= Andre Surmain =

French restaurateur (1920–2018)

Andre Surmain, at Lutèce,

Andre Surmain (December 5, 1920, Cairo - January 31, 2018, Saint-Paul-en-Forêt, France) was a restaurateur who opened Lutèce in 1961.

He announced his retirement in 1973 at age 52, selling Lutèce to its chef André Soltner. Surmain went on to open other restaurants - Fuc y Fum in Majorca, Spain, the Relais a Mougins, in Mougins, near Cannes, France, and its shorter-lived sister, also named the Relais a Mougins, in Palm Beach, Florida.

==Early life==
Surmain was born Andre Sussman to the former Nina Ratzkovski, a chemist, and Richard Sussman, whose father's family were jewelers to the viceroy of Egypt. The couple also owned Aziza Cosmetics. Prior to the Battle of Normandy in 1944, he “changed his surname to Surmain, fearing that the name Sussman might give him away as Jewish if he were caught by the Nazis.”

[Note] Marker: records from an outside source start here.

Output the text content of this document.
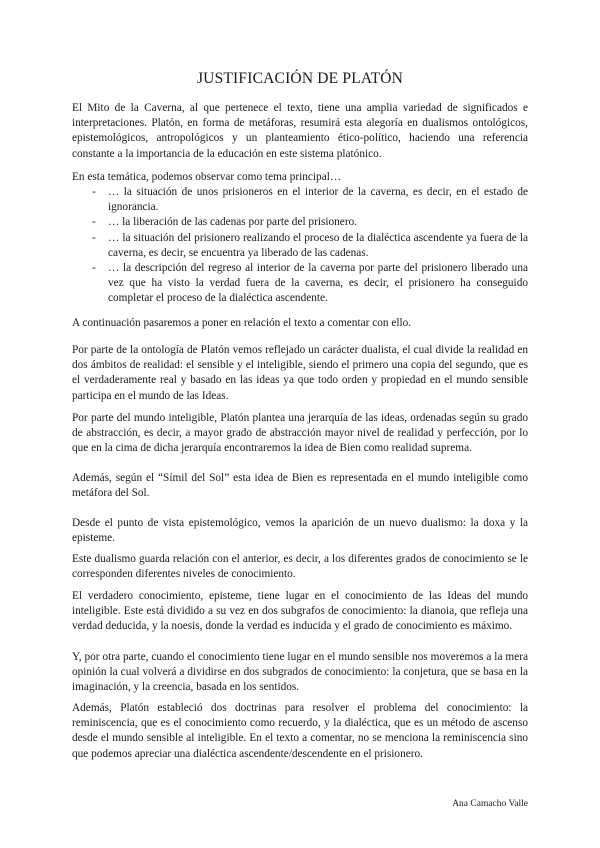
JUSTIFICACIÓN DE PLATÓN

El Mito de la Caverna, al que pertenece el texto, tiene una amplia variedad de significados e interpretaciones. Platón, en forma de metáforas, resumirá esta alegoría en dualismos ontológicos, epistemológicos, antropológicos y un planteamiento ético-político, haciendo una referencia constante a la importancia de la educación en este sistema platónico.

En esta temática, podemos observar como tema principal…

- … la situación de unos prisioneros en el interior de la caverna, es decir, en el estado de ignorancia.
- … la liberación de las cadenas por parte del prisionero.
- … la situación del prisionero realizando el proceso de la dialéctica ascendente ya fuera de la caverna, es decir, se encuentra ya liberado de las cadenas.
- … la descripción del regreso al interior de la caverna por parte del prisionero liberado una vez que ha visto la verdad fuera de la caverna, es decir, el prisionero ha conseguido completar el proceso de la dialéctica ascendente.

A continuación pasaremos a poner en relación el texto a comentar con ello.

Por parte de la ontología de Platón vemos reflejado un carácter dualista, el cual divide la realidad en dos ámbitos de realidad: el sensible y el inteligible, siendo el primero una copia del segundo, que es el verdaderamente real y basado en las ideas ya que todo orden y propiedad en el mundo sensible participa en el mundo de las Ideas.

Por parte del mundo inteligible, Platón plantea una jerarquía de las ideas, ordenadas según su grado de abstracción, es decir, a mayor grado de abstracción mayor nivel de realidad y perfección, por lo que en la cima de dicha jerarquía encontraremos la idea de Bien como realidad suprema.

Además, según el “Símil del Sol” esta idea de Bien es representada en el mundo inteligible como metáfora del Sol.

Desde el punto de vista epistemológico, vemos la aparición de un nuevo dualismo: la doxa y la episteme.

Este dualismo guarda relación con el anterior, es decir, a los diferentes grados de conocimiento se le corresponden diferentes niveles de conocimiento.

El verdadero conocimiento, episteme, tiene lugar en el conocimiento de las Ideas del mundo inteligible. Este está dividido a su vez en dos subgrafos de conocimiento: la dianoia, que refleja una verdad deducida, y la noesis, donde la verdad es inducida y el grado de conocimiento es máximo.

Y, por otra parte, cuando el conocimiento tiene lugar en el mundo sensible nos moveremos a la mera opinión la cual volverá a dividirse en dos subgrados de conocimiento: la conjetura, que se basa en la imaginación, y la creencia, basada en los sentidos.

Además, Platón estableció dos doctrinas para resolver el problema del conocimiento: la reminiscencia, que es el conocimiento como recuerdo, y la dialéctica, que es un método de ascenso desde el mundo sensible al inteligible. En el texto a comentar, no se menciona la reminiscencia sino que podemos apreciar una dialéctica ascendente/descendente en el prisionero.

Ana Camacho Valle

He was educated at Lycée Janson de Sailly in Paris and the French artillery school in Fontainebleau. He served in the French Army until 1940 when he emigrated to the United States. Drafted by the American military, he was sent back to Europe by the Office of Strategic Services.

==Family==
After his death, he was survived by his fourth wife, the former Patricia Terno, two sons and a daughter, two sisters, 14 grandchildren and five great-grandchildren. He was predeceased by daughter, Ghislaine Surmain, who died in 2017.